Kairi respira profondément. Tout allait bien, tout allait bien. N'étaient-ils pas ses amis ? Ou du moins les amis de celle qu'ils pensaient qu'elle était ? Elle s'avança jusqu'à la porte, posa la main sur la poignée, hésita une fraction de seconde et l'entrouvrit.

Le battant s'ouvrit sur un jeune homme qui ne semblait pas beaucoup plus âgé qu'elle. L'air à moitié endormi, les cheveux blond foncé en bataille, il était vêtu du même manteau noir qui recouvrait tout son corps. Il ne semblait pas bien méchant, songea Kairi en le dévisageant.

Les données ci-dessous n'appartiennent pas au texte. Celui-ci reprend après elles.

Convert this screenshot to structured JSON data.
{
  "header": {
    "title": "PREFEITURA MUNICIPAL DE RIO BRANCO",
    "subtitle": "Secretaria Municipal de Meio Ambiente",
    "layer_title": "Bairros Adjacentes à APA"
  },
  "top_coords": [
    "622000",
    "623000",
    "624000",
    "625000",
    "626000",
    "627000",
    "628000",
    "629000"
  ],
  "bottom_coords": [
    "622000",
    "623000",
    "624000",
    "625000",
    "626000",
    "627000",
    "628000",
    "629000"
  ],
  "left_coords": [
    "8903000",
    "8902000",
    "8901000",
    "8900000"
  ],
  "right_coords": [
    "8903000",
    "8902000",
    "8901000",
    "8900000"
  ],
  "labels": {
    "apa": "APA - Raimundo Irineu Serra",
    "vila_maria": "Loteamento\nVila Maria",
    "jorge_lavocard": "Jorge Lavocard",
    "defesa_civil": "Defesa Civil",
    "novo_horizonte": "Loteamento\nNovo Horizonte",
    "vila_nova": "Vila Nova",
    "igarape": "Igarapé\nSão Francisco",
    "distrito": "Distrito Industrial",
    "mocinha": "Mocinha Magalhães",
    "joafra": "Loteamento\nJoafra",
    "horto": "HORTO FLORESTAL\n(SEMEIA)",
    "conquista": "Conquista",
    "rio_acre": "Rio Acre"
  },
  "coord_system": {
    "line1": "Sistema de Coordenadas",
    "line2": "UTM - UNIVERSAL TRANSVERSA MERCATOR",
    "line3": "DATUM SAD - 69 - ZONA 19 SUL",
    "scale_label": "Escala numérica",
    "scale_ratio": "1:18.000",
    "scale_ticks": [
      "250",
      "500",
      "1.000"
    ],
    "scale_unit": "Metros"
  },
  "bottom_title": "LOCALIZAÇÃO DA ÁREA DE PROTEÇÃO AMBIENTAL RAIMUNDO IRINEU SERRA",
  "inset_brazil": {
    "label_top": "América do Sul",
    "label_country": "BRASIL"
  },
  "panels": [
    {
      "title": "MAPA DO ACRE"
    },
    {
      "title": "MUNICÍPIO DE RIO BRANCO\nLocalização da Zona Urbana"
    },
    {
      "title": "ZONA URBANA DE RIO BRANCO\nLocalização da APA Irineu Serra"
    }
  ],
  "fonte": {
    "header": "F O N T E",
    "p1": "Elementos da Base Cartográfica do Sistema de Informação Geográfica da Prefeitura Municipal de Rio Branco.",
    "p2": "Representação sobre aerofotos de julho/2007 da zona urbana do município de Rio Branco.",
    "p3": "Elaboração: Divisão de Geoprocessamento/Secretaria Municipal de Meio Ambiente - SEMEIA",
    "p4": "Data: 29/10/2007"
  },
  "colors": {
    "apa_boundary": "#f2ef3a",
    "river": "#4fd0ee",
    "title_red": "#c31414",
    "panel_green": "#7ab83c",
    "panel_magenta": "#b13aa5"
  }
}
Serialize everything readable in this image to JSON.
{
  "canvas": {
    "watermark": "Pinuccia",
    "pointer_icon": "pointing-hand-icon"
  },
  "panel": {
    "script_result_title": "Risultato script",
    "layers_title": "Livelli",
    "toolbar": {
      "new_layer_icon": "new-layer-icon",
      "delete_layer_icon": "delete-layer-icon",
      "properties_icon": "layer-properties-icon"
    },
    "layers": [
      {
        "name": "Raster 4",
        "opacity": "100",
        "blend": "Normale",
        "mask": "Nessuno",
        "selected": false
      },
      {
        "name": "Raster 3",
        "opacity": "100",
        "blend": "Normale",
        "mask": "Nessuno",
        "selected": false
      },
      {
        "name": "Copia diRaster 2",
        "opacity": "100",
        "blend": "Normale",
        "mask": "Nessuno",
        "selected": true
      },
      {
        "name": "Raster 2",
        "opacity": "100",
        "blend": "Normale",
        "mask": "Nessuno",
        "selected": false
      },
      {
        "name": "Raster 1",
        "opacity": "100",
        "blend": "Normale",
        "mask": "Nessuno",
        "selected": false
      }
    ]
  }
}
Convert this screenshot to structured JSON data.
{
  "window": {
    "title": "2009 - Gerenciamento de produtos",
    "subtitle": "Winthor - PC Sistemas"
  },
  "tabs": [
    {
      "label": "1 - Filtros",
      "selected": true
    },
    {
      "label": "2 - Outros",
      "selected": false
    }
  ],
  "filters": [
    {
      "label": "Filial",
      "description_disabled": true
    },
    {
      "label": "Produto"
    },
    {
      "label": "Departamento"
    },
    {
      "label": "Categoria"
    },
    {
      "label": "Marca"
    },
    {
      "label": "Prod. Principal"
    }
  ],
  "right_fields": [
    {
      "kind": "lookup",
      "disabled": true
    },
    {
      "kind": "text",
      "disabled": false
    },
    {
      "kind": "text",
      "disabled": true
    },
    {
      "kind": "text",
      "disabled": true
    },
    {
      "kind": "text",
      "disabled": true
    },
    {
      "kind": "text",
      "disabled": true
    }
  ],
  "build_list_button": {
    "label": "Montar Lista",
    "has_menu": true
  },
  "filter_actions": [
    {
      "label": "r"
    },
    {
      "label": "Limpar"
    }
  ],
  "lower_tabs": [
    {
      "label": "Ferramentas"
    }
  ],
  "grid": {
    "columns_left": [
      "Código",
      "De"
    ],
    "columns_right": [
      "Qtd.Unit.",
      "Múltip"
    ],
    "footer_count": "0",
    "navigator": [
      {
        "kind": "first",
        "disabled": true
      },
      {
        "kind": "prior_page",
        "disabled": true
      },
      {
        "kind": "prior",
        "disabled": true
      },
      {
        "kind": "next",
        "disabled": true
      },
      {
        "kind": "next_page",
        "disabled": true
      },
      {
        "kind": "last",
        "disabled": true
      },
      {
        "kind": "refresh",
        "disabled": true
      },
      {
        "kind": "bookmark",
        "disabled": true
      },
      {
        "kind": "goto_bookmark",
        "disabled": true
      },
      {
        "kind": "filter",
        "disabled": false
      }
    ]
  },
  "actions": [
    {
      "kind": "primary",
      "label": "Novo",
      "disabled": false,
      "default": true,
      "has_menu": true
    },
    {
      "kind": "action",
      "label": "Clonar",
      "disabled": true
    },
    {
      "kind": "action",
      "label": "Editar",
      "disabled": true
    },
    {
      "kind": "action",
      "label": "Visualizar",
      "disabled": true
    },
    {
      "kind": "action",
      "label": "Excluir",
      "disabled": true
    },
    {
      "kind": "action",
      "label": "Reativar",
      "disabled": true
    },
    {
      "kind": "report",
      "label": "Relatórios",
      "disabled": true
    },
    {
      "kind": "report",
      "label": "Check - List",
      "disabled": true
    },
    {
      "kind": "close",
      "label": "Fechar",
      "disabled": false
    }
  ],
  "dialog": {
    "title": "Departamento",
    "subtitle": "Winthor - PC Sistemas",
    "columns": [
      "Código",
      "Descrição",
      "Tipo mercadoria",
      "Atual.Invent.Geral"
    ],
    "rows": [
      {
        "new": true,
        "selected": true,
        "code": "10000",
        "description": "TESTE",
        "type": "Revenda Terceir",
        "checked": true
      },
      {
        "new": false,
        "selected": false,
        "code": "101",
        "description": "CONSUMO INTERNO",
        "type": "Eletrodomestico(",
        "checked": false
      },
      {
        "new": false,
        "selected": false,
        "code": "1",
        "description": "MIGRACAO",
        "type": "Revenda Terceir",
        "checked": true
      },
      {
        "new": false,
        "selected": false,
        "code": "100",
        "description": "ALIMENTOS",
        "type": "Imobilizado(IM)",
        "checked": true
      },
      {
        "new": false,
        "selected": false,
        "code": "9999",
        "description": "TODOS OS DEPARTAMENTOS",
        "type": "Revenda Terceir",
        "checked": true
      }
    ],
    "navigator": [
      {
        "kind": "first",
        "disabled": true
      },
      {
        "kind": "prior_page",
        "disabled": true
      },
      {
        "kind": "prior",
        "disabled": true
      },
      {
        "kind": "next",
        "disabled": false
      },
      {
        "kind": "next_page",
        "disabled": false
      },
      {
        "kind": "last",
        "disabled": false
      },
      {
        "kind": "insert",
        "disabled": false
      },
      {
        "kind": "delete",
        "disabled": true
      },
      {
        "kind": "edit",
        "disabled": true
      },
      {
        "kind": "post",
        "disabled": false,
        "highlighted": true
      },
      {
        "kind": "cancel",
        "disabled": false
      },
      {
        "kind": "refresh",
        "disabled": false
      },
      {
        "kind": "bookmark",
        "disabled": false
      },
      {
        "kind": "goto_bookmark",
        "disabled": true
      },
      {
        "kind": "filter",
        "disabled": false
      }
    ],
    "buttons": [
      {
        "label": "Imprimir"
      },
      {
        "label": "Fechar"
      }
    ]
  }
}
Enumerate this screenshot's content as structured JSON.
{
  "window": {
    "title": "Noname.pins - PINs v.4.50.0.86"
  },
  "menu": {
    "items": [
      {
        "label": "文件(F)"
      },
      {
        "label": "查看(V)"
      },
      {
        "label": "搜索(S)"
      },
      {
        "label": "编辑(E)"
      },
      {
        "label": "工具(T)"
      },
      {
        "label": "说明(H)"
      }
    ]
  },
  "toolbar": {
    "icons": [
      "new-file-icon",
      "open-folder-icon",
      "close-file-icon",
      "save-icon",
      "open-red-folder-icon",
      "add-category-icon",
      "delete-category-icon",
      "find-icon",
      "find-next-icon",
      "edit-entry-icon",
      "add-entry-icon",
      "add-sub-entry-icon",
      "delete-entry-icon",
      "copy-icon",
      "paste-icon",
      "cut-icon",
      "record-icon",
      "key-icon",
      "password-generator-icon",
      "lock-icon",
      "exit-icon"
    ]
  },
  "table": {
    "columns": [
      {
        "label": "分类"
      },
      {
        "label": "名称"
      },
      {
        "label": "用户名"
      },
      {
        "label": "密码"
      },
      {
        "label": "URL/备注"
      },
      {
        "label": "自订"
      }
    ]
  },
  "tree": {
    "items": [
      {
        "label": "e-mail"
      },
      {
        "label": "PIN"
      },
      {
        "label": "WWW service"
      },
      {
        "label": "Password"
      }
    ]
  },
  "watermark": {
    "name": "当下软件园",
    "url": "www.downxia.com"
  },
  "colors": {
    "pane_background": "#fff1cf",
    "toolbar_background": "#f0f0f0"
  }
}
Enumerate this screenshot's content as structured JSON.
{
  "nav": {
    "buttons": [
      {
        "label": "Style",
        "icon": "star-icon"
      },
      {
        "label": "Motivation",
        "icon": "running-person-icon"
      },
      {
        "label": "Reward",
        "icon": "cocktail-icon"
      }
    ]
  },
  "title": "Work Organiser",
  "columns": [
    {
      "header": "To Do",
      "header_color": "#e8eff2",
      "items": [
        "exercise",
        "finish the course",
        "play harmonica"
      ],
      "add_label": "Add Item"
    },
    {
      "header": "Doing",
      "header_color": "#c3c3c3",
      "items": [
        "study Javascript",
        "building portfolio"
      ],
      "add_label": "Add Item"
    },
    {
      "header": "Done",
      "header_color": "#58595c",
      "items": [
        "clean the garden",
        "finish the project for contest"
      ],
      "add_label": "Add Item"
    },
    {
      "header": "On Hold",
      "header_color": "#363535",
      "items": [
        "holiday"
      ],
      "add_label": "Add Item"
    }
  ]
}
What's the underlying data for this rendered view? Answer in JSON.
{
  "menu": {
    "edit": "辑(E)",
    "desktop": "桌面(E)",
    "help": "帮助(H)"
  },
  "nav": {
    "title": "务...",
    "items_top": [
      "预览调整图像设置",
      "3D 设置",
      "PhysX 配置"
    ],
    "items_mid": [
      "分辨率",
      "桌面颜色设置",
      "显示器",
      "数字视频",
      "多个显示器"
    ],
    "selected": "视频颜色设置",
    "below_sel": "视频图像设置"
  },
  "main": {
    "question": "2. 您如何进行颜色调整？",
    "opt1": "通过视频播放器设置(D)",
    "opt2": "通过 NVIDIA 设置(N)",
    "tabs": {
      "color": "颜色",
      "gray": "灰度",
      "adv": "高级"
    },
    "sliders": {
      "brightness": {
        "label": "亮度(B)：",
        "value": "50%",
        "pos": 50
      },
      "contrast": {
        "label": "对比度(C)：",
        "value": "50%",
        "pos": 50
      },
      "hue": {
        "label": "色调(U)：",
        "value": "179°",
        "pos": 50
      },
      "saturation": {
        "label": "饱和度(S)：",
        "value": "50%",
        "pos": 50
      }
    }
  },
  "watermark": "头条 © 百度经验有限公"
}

Le jeune homme la regarda de haut en bas et lui envoya une grimace, et elle prit conscience qu'elle ne s'était pas rhabillée.

« Tu sors dans cette tenue ? dit-il en lui lançant un regard bizarre. Enfin, c'est pas mon problème. Par pitié, dépêche-toi de venir ou Saïx va encore se déchaîner contre moi ! »

Kairi le regarda tourner les talons et disparaître dans le couloir.

« Xion... marmonna-t-elle. C'est donc ce nom. »

Elle se fit une note mentale de s'en souvenir.

N'ayant nulle envie de trop attirer l'attention dès le premier jour, la jeune fille se hâta de se préparer. Elle enfila de nouveau son manteau -ça ferait l'affaire n'est-ce pas ?- se passa un peu d'eau sur le visage et aplatit du mieux qu'elle put ses courts cheveux noirs.

En jetant un dernier regard autour d'elle, légèrement nerveuse à l'idée de quitter son sanctuaire, ses yeux furent attirés par la fenêtre pour la première fois depuis son réveil. A sa grande surprise, rien n'avait changé au-dehors : le ciel pesait toujours d'un noir d'encre sur la cité silencieuse sur laquelle la lune en forme de cœur répandait une lueur pâle et bienveillante. Peut-être était-il encore tôt ? Elle n'avait pas pu dénicher de réveil ou d'horloge dans cette petite pièce, et elle répugnait à de nouveau la fouiller de fond en comble. Ce n'était pas sa chambre et elle se refusait à transgresser le domaine de son hôte plus que nécessaire.

Le cœur battant, Kairi inspira à fond, rassembla son courage, et passa la tête par l'entrebâillement de sa porte.

Le couloir était désert et silencieux. Personne ne l'interpella, et elle quitta son refuge sur la pointe des pieds, prenant soin de refermer silencieusement la porte derrière elle.

Elle réalisa alors qu'elle n'avait aucune idée de l'endroit où elle était censée se rendre.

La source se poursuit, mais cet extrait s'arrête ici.